For today these three:
- Public Opinion. No groundswell for sure. No groundswell by CEOs to cut down on their pay packages in response to the rising tide of anger by the 99 percent at the 1 percent, especially at the ultra rich. Still, it’s worth noting that recently several chief executives have chosen to say no to earnings to which they were entitled. A couple of examples: 1) IBM’s Virginia Rometty stood to collect an additional $8 million on top of her salary and other compensation. Instead she demurred, saying, “In view of the company’s overall full-year results, my senior team and I have recommended that we forgo our personal annual incentive payments for 2013.” Similarly, Barclay’s chief executive, Antony Jenkins, turned down his bonus for the second year running, announcing, “I have concluded that it would not be right, in the circumstances, for me to accept a bonus for 2013, and I have, therefore, respectfully declined the one offered to me by the board.” What? Who would’ve thunk it?!

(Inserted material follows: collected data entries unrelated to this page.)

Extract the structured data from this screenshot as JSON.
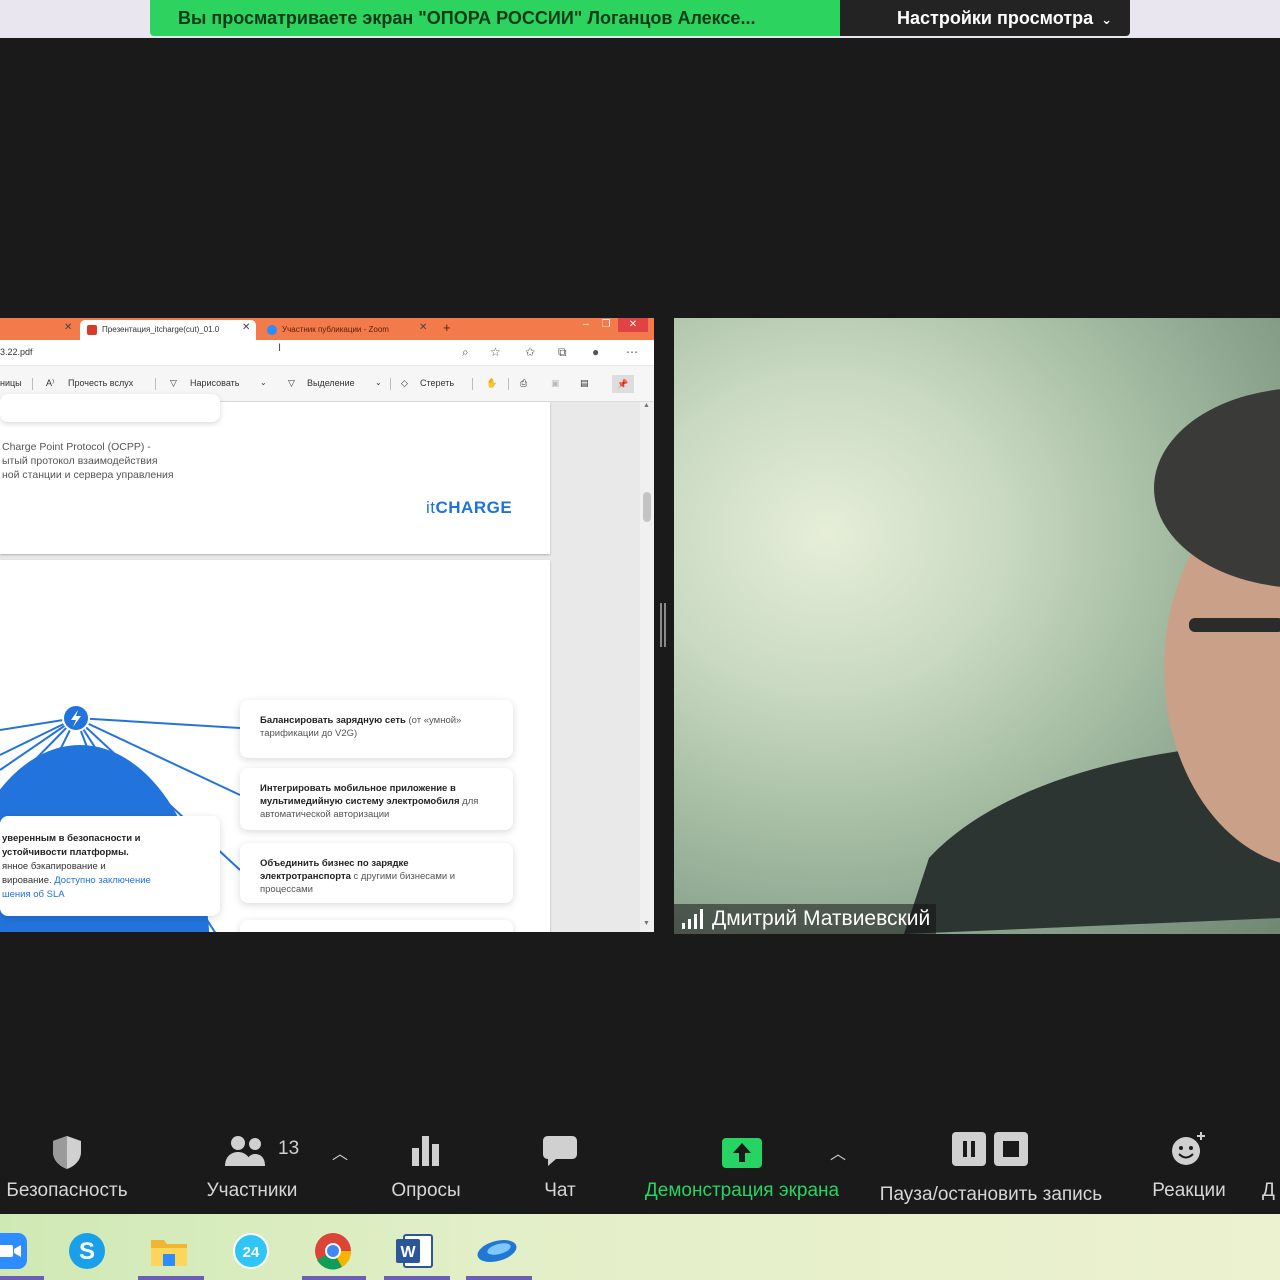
{
  "banner": {
    "message": "Вы просматриваете экран \"ОПОРА РОССИИ\" Логанцов Алексе...",
    "view_options": "Настройки просмотра"
  },
  "shared_screen": {
    "tabs": [
      {
        "label": "Презентация_itcharge(cut)_01.0"
      },
      {
        "label": "Участник публикации - Zoom"
      }
    ],
    "address": "3.22.pdf",
    "pdf_toolbar": {
      "pages": "ницы",
      "read_aloud": "Прочесть вслух",
      "draw": "Нарисовать",
      "highlight": "Выделение",
      "erase": "Стереть"
    },
    "page1": {
      "ocpp_line1": "Charge Point Protocol (OCPP) -",
      "ocpp_line2": "ытый протокол взаимодействия",
      "ocpp_line3": "ной станции и сервера управления",
      "logo_it": "it",
      "logo_charge": "CHARGE"
    },
    "page2": {
      "features": [
        {
          "bold": "Балансировать зарядную сеть",
          "normal": " (от «умной» тарификации до V2G)"
        },
        {
          "bold": "Интегрировать мобильное приложение в мультимедийную систему электромобиля",
          "normal": " для автоматической авторизации"
        },
        {
          "bold": "Объединить бизнес по зарядке электротранспорта",
          "normal": " с другими бизнесами и процессами"
        }
      ],
      "security_line1": "уверенным в безопасности и",
      "security_line2": "устойчивости платформы.",
      "security_line3": "янное бэкапирование и",
      "security_line4": "вирование.",
      "security_link1": " Доступно заключение",
      "security_link2": "шения об SLA"
    }
  },
  "video": {
    "participant_name": "Дмитрий Матвиевский"
  },
  "toolbar": {
    "security": "Безопасность",
    "participants": "Участники",
    "participants_count": "13",
    "polls": "Опросы",
    "chat": "Чат",
    "share_screen": "Демонстрация экрана",
    "record": "Пауза/остановить запись",
    "reactions": "Реакции",
    "more": "Д"
  },
  "taskbar": {
    "apps": [
      "zoom-icon",
      "skype-icon",
      "file-explorer-icon",
      "bitrix24-icon",
      "chrome-icon",
      "word-icon",
      "browser-icon"
    ]
  },
  "colors": {
    "banner_green": "#2cd35f",
    "share_green": "#27d463",
    "brand_blue": "#1e73d8",
    "tab_orange": "#f37a4a"
  }
}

- Activist Investors. Call them what you will – corporate raiders, if you like – the fact is that they are escalating in number and in the brazenness of their attacks on CEOs who would greatly prefer they go away and never be heard from again. A single example: Nelson Peltz, who for years has toyed with chief executive officers. Most recently he has again taken on the management of PepsiCo, insisting that although the company had recently undertaken an “exhaustive” strategic review, it was inadequate. According to the Wall Street Journal, Peltz’s company, Trian Fund Management, is demanding that PepsiCo split up, spinning off its struggling beverage business (2/21/14). Moreover it is threatening that if it does not, it will begin meeting with shareholders “immediately,” and might even conduct public shareholder forums to galvanize support for the proposed company breakup. Should we pity PepsiCo CEO Indra Nooyi? Not hardly. Should we take a more complex view of the context within which she is operating? Oh yes!
- Shared Power. Big fuss recently over Mary Barra, the first female executive of a major American car company, General Motors. There’s just one teeny-weeny problem: signs are that GM’s board has no intention of letting her have free rein. Shared power – that is, the chief executive officer having to share decision making authority with a range of others, including board members and members of their own executive teams – is no longer anything new. But it is a very big deal. And it is a very big change from times past. And in some cases it is downright intrusive on leaders, CEOs, who would actually prefer leading without being monitored at every turn. It’s too early to tell how Barra will fare in her new position, but the early signs are that she will be kept on a short leash. Above all, while Barra is CEO of GM, she is not chair of GM’s board. That position is held by Theodore Soslo, former CEO of Cummins, who has something of a reputation for being “edgy” and “not afraid to make unpopular calls” (Reuters, 2/11/14). In other words, Soslo is anything other than shy and retiring. Again, the arrangement is not new – by now nearly half of S&P 500 companies split up the roles of CEO and chair. But of course how it plays out depends on the individual players as well as the institutional arrangements. Even under optimum circumstances, though, inevitably the CEO’s role is, by definition, somewhat diminished.
You could argue that none of these contextual pressures are, of themselves, earth-shaking. But it would be hard to make the case that taken together they are unimportant or irrelevant.